Since taking control of the House, Republicans have pushed to offset the costs of everything from emergency disaster relief to unemployment benefits and tax cuts for the middle class. Their singular goal, they have said, is to cut the deficit and debt, and they’re willing to gut social safety net programs, including Medicare, to do it.
When it comes to the budget-busting Bush Tax Cuts, however, the story changes.
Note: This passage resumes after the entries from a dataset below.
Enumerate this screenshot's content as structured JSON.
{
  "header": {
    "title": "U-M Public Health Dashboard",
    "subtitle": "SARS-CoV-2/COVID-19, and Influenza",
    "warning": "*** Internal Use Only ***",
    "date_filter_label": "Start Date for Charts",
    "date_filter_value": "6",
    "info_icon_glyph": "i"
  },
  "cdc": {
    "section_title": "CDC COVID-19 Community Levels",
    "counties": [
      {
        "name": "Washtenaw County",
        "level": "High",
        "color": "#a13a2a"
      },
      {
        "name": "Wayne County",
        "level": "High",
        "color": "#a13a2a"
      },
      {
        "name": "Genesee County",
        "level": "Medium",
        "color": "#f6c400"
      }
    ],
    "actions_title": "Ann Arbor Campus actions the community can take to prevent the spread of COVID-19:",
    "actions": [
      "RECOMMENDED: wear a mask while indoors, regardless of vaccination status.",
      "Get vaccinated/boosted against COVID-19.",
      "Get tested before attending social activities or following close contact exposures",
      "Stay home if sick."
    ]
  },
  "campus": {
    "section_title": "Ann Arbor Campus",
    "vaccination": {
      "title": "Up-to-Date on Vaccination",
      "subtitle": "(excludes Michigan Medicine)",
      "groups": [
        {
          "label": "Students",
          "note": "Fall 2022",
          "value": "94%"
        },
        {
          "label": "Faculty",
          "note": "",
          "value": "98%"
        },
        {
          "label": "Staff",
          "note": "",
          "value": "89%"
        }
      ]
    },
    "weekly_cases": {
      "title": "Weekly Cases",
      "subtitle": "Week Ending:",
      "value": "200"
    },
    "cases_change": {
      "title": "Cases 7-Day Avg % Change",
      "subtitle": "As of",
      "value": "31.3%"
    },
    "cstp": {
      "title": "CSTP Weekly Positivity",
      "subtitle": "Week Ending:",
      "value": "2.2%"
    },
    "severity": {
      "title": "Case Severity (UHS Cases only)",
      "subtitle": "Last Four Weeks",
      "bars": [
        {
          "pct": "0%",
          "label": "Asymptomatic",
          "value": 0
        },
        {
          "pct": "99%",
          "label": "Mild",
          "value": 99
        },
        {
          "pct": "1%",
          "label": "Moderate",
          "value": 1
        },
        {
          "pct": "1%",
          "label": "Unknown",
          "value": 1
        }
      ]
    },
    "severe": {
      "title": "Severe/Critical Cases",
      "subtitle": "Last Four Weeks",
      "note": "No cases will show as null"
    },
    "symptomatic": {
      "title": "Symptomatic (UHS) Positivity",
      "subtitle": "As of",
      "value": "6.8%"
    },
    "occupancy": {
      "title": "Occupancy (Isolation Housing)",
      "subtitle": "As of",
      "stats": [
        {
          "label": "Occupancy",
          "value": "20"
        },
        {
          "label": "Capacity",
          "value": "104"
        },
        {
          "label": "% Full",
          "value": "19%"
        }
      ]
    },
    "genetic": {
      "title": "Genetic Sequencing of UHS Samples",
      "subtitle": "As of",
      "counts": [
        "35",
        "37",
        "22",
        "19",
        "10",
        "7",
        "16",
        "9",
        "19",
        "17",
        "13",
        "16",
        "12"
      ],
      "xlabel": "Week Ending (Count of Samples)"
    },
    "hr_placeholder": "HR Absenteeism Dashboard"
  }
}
Both the 2001 and 2003 versions of the Bush Tax Cuts expire at the end of 2012, and when the House GOP attempts to permanently extend the cuts later this year, they won’t offer a plan to pay for them, The Hill reports:
House Republicans say they have no plans to pay for the extension of the Bush-era tax rates, a move that could erase the deficit reduction they have achieved since winning their majority in the chamber in 2010.
The lawmakers also said that Republicans had always intended for the rates on income and capital gains, enacted during former President George W. Bush’s first term, to be permanent.
“From my perspective, you’re setting tax policy on a permanent basis, long-term basis,” said Rep. Tom Reed (N.Y.), a freshman Republican and member of the tax-writing Ways and Means Committee. “It’s not a pay-for situation. It’s just strong policy that needs to be adopted.”
As The Hill notes, “It is Republican Party orthodoxy that tax cuts do not need to be offset because of the additional tax receipts they spur through economic growth.” As history has shown us, the Republican Party orthodoxy is wrong. The Bush tax cuts — at a 10-year cost of $2.5 trillion — did not inspire economic growth and instead blew a massive hole in the federal deficit, adding trillions of dollars to the debt. Without the Bush tax cuts, the dire debt situation Republicans insist is their top concern would actually be sustainable:
Aside from the debt, the economic costs of the Bush Tax Cuts were astronomical. With the money spent, the U.S. could have provided better health care, more student aid, and hired more teachers and public safety officials — thousands of which lost their jobs when federal and state budgets were crunched during the Great Recession. Even top Republicans have admitted that the GOP’s justification for the cuts — that they would create millions of jobs — was wrong.
Far from learning from their mistakes, though, Republicans are doubling down. The House GOP budget, passed last month, contains tax cuts that are even more heavily slanted toward the wealthy and would blow an even bigger hole in the federal budget.